Get right to the point. As soon as the person arrives for the appraisal discussion, say, ‘‘Come in, George, sit down. I have some bad news for you. (Pause.) I have your performance appraisal here and quite frankly, George, it isn’t very good.’’ Then give the individual a copy of the appraisal to read. As soon as he has read it, begin the discussion.
Tell Me More
Communications gurus always advise managers to set the proper tone for the meeting. That’s what you have just done in opening this meeting. You have advised the employee that the performance appraisal is not good and have prepared the individual for what he is about to read.
Being direct and candid right from the start is appropriate. There can’t be any mistaking the seriousness of the discussion and there’s little chance of misinterpretation.
Being blunt may seem cold-hearted or cruel. It’s not. It’s much crueler to allow a marginal performer to think that she’s doing okay when in fact her performance leaves much to be desired. If the manager isn’t blunt about her performance deficiencies, a host of problems may arise:
- The employee’s marginal performance will drag down the overall contribution of her work group.

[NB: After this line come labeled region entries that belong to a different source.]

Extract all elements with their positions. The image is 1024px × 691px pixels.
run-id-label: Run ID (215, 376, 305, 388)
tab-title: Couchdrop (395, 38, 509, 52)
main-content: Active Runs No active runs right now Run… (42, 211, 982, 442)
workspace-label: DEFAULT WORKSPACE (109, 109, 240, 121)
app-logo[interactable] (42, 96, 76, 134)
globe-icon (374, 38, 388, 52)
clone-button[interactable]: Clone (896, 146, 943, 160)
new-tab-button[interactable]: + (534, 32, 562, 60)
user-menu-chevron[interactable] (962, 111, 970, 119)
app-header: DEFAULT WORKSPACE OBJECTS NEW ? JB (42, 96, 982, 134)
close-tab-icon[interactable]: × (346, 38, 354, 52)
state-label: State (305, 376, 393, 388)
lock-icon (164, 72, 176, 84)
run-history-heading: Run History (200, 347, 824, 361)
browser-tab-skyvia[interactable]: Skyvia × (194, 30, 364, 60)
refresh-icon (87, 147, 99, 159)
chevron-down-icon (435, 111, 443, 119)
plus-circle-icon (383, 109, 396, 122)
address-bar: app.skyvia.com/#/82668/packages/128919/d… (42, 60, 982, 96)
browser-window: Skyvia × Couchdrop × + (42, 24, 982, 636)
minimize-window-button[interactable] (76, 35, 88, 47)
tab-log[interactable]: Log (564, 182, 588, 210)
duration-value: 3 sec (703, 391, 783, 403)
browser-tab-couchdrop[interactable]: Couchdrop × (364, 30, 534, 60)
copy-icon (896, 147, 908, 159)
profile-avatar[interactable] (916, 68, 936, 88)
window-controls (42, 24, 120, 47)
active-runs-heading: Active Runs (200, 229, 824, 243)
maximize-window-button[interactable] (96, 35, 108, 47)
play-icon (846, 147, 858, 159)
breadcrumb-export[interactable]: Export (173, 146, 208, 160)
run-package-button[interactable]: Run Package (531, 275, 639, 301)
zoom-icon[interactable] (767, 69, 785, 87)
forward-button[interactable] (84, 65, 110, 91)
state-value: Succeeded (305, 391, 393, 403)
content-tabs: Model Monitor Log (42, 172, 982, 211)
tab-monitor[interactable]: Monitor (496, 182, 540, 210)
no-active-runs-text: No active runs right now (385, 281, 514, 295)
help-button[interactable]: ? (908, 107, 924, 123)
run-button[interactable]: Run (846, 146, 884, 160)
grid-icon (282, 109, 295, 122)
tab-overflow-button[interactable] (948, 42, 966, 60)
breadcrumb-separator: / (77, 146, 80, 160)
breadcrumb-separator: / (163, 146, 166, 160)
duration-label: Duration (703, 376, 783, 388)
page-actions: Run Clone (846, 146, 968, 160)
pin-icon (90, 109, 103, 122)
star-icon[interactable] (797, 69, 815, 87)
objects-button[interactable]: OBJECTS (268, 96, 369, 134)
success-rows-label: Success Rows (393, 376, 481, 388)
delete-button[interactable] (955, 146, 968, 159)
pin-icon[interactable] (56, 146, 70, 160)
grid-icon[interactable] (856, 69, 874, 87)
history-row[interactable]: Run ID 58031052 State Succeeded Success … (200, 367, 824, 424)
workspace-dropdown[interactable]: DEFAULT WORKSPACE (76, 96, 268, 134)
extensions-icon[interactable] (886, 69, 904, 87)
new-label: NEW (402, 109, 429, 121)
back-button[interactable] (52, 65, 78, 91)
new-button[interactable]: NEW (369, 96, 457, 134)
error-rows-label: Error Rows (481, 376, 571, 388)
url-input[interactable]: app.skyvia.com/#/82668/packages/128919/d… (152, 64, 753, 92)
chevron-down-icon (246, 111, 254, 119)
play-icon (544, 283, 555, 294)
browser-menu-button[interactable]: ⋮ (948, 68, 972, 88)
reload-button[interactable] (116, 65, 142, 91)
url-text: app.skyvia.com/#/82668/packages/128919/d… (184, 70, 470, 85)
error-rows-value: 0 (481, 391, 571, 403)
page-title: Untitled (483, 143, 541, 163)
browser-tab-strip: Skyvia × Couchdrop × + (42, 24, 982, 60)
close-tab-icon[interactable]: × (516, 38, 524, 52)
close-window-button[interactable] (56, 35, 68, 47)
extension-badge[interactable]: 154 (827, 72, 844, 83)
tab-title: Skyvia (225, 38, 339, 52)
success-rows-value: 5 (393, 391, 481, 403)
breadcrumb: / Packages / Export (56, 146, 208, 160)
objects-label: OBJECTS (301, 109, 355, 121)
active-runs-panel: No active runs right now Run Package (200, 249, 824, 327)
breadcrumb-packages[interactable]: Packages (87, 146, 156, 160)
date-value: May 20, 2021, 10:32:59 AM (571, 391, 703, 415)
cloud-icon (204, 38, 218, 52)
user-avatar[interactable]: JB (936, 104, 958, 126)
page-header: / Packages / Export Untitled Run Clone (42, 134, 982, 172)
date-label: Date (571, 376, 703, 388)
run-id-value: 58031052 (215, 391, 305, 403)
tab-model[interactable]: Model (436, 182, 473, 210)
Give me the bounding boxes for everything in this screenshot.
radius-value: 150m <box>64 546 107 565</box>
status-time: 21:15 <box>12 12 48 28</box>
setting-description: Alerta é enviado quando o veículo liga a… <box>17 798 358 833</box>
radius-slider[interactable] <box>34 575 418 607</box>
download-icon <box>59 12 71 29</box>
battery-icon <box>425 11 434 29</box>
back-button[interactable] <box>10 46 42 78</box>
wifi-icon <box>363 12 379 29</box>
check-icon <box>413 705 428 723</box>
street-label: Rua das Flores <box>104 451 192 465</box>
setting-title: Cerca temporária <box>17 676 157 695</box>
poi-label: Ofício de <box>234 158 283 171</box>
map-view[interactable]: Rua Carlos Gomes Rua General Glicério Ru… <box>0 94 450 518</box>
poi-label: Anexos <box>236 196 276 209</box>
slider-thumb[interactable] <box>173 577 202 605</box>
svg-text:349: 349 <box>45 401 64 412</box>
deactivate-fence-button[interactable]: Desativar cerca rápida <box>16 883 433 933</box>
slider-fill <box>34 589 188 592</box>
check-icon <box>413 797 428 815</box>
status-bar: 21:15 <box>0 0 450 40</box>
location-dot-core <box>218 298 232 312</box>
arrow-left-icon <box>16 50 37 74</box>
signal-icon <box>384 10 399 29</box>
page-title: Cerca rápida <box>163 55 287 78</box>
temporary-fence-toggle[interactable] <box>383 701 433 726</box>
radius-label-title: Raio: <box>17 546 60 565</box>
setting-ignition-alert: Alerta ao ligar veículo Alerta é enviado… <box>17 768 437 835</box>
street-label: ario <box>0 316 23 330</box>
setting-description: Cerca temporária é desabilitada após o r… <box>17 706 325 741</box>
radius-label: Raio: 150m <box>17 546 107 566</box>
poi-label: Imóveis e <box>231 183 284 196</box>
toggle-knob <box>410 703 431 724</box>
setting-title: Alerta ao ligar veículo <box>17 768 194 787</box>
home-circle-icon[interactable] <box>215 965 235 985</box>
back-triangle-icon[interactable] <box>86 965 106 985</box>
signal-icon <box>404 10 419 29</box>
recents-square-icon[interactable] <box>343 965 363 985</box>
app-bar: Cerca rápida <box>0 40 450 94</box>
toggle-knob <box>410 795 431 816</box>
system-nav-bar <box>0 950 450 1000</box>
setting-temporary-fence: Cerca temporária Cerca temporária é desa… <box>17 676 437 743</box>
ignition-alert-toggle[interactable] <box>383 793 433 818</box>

- The employee will be less likely to be promoted or to be assigned to interesting projects. If an honest manager pointed out her limitations to her, she has the option of correcting her performance or moving to another job that she can handle successfully.
- Others in the work group are likely to resent a laggard’s being given a free ride. They may reduce their output and commitment, since the organization is sending a clear message that it tolerates mediocre performance.
- When the employee finally gets the ax, she’s much more likely to cry ‘‘Discrimination!’’ since she’s amassed a full drawer of satisfactory reviews.